But of course she existed. When I left the house Nancy murmured to me, while the others were busy with their goodbyes, ‘Poor Rose, you have kept up so well. But I know you are hardly able to see or hear, you are so miserable about Rosamund marrying that little man they say is so awful. I was often like that when I lived in Nottingham.’ She was my friend, and it was Rosamund who had given me continued friendship with her, by making my impatience halt and understand how she had feared to expose her fragile happiness to my sweeping judgments; it must have been Rosamund who had told Nancy, herself too timid and too respectful towards my career to make the discovery, that I was impatient because I always feared to be overtaken by the darkness, and was not arrogant but pitiable.
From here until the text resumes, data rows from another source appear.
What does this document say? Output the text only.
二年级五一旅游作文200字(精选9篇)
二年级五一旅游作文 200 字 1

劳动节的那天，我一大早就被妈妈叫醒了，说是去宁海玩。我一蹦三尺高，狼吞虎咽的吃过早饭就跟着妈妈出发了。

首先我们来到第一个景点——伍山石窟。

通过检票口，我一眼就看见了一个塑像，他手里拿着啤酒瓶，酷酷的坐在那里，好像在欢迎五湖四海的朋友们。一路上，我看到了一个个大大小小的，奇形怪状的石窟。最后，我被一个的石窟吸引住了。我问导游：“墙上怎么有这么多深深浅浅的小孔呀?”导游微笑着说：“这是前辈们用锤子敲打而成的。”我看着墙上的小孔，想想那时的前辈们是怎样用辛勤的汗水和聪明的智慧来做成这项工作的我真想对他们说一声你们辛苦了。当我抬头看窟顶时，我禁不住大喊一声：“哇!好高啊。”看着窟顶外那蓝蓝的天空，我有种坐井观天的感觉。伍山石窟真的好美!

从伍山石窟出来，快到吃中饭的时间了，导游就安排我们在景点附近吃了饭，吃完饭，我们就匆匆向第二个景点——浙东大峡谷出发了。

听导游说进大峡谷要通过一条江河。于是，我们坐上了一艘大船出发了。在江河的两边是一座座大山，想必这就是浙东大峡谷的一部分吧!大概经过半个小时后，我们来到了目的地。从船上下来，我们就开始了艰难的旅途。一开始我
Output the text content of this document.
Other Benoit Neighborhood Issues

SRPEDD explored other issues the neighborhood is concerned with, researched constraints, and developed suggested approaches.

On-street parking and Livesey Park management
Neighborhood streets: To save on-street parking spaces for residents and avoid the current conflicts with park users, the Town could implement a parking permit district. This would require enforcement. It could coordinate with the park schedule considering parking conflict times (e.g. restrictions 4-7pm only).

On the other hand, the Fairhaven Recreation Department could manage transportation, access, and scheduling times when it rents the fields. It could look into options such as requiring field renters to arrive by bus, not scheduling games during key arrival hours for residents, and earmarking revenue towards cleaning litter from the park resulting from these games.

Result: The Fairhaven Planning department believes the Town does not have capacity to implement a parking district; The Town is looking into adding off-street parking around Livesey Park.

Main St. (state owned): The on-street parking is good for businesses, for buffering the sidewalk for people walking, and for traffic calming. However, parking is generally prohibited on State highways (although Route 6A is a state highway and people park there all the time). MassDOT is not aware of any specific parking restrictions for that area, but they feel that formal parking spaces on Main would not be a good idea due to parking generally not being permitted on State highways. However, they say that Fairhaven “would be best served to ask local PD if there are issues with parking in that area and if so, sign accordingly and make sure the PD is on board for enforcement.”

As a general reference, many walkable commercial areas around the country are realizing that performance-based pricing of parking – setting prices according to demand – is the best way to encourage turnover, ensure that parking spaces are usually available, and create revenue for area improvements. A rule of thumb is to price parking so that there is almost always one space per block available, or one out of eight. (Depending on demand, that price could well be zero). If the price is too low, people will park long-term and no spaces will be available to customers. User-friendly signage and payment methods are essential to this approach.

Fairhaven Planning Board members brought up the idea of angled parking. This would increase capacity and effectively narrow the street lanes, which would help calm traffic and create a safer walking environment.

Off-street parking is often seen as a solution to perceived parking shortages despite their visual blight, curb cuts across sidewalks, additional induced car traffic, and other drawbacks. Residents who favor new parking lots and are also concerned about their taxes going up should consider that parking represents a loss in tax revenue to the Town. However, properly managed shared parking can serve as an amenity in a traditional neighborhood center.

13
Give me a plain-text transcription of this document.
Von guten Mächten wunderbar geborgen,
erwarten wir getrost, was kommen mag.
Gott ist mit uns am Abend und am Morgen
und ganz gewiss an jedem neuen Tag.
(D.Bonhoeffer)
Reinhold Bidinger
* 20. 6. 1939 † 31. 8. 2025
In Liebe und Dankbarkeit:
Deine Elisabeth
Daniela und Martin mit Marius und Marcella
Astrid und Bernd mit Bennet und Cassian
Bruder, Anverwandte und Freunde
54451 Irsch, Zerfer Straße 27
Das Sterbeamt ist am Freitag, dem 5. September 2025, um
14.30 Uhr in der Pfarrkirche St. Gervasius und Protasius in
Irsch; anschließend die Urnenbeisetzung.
Rosamund had existed, and since she had not died must still exist. Nancy came closer to me and whispered, ‘The Heavenly Hostages like all children to have one Old Testament name and one modern one. If we have a girl, it will have to be Janet Ruth, Janet after Oswald’s mother, Ruth because I like that bit about “Intreat me not to leave thee”, though it has nothing to do with the rest of the story which is a dull thing about barley and landed property. But I will have another girl, I will call her Rose Mary. And, Rose, if we have a boy it is to be Richard Adam, Richard after Richard Quin. I think of him so often.’ Her face was glorious because she spoke of him. In my obsession I passed from delight in her love for him to recollection that Rosamund had said that she would have liked Richard Quin to see her necklace. She had sworn by his name. I was nearly happy as I drove my party back to the Dog and Duck, I could laugh with Uncle Len when Aunt Lily, who had been dozing on his shoulder, woke up and said, ‘Salads. She ought to eat plenty of salads now. Perhaps that’s the reason I’ve never been able to abide lettuce, me never being meant to have a family.’ All the rest of the journey he kept on chuckling and saying, ‘Straighten that one out if you can.’ That night I did not go back to London, but slept in one of the stable lofts, for Milly and Lily were fearful of the morning and I felt so well that I was sure I would be able to help them if, as they feared, the river was into the house by morning.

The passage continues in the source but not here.